I use ext4 on zram for my temp directories, and sometimes rarely, things get corrupted. Using ext4 on a normal disk works fine in the same scenarios. I haven't managed to figure out what exactly is going on, but I do have a 157 GB strace log of it happening. One scenario that fairly reliably reproduces it, is building 3 copies of binutils in parallel. About half the time, /var/tmp/portage/cross-i686-w64-mingw32/binutils-2.37_p1-r2/work/build/binutils/.deps/stabs.Po ends up truncated, and one of the builds fails. The only other scenario I've seen it happen in (much less reproducible), is running Bitcoin functional tests. In this case, however, the ext4 structure itself got corrupted, and Linux was unable to recover (the directories affected became unusable until reboot). I suspect it's probably a threading-related issue, but it's plausible it could be page size related (I *think* I'm using 64k pages) though in the latter case I would expect it to be much more common.

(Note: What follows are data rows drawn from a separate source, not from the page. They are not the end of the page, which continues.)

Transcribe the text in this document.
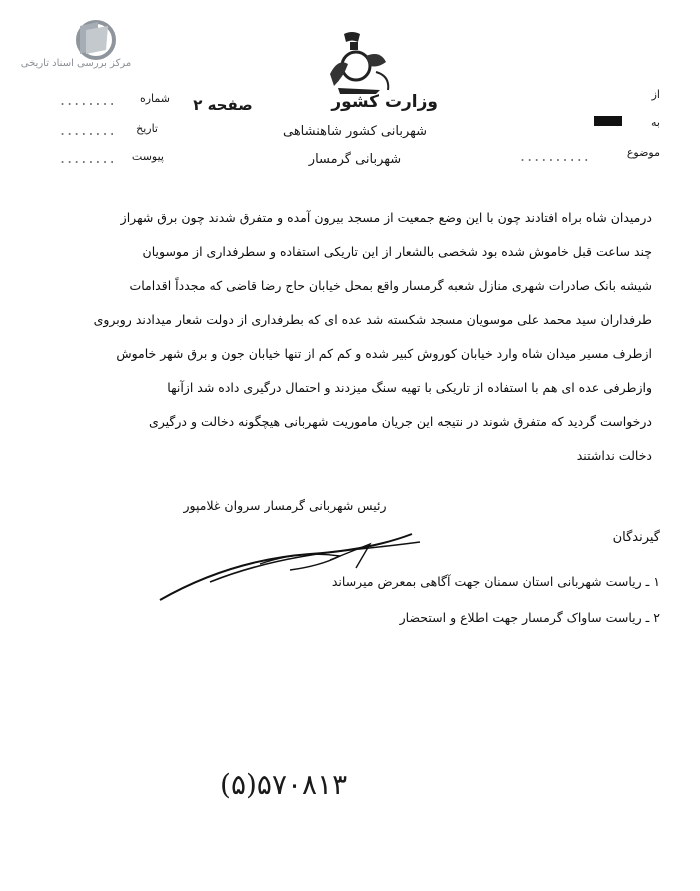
مرکز بررسی اسناد تاریخی
وزارت کشور
صفحه ۲
شهربانی کشور شاهنشاهی
شهربانی گرمسار
شماره
تاریخ
پیوست
........
........
........
از
به
موضوع
..........
درمیدان شاه براه افتادند چون با این وضع جمعیت از مسجد بیرون آمده و متفرق شدند چون برق شهراز
چند ساعت قبل خاموش شده بود شخصی بالشعار از این تاریکی استفاده و سطرفداری از موسویان
شیشه بانک صادرات شهری منازل شعبه گرمسار واقع بمحل خیابان حاج رضا قاضی که مجدداً اقدامات
طرفداران سید محمد علی موسویان مسجد شکسته شد عده ای که بطرفداری از دولت شعار میدادند روبروی
ازطرف مسیر میدان شاه وارد خیابان کوروش کبیر شده و کم کم از تنها خیابان جون و برق شهر خاموش
وازطرفی عده ای هم با استفاده از تاریکی با تهیه سنگ میزدند و احتمال درگیری داده شد ازآنها
درخواست گردید که متفرق شوند در نتیجه این جریان ماموریت شهربانی هیچگونه دخالت و درگیری
دخالت نداشتند
رئیس شهربانی گرمسار سروان غلامپور
گیرندگان
۱ ـ ریاست شهربانی استان سمنان جهت آگاهی بمعرض میرساند
۲ ـ ریاست ساواک گرمسار جهت اطلاع و استحضار
۵۷۰۸۱۳(۵)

Please could you post the results of running zramctl --output-all, and from mount? Also a snippet from the strace log showing zram being exercised might be useful. Thanks.
$ zramctl --output-all NAME DISKSIZE DATA COMPR ALGORITHM STREAMS ZERO-PAGES TOTAL MEM-LIMIT MEM-USED MIGRATED MOUNTPOINT /dev/zram2 62.5G 19.8G 7.1G zstd 64 5644 7.2G 0B 20.6G 502.9K /var/tmp /dev/zram1 62.5G 16.1G 3.2G zstd 64 30131 3.2G 0B 26.6G 31.9K /tmp /dev/zram0 16G 15.9G 1.9G zstd 64 19365 2G 0B 2.3G 61.5K [SWAP] $ mount | grep zram /dev/zram1 on /tmp type ext4 (rw,discard,stripe=16) /dev/zram2 on /var/tmp type ext4 (rw,discard,stripe=16)
Created attachment 300376 [details] snippet of strace log Here's 50000 lines from maybe 5 GB or so from the end of the log
I'd suggest that since you are able to reproduce, it may be helpful to try reproducing under a few slightly different environments to try and isolate this a bit. As a starting point, are you able to try reproducing using (a) a different compression algorithm (e.g., lz4, lzo); and (b) a different filesystem (e.g., XFS, btrfs); and (c) with all but one cores turned off (e.g. use echo 0 > /sys/devices/system/cpu/cpu<X>/online). This may help narrow it down somewhat.
Regarding (a), still having this issue with lz4. I've configured my system to use btrfs whenever I reboot again. No idea how soon that will be.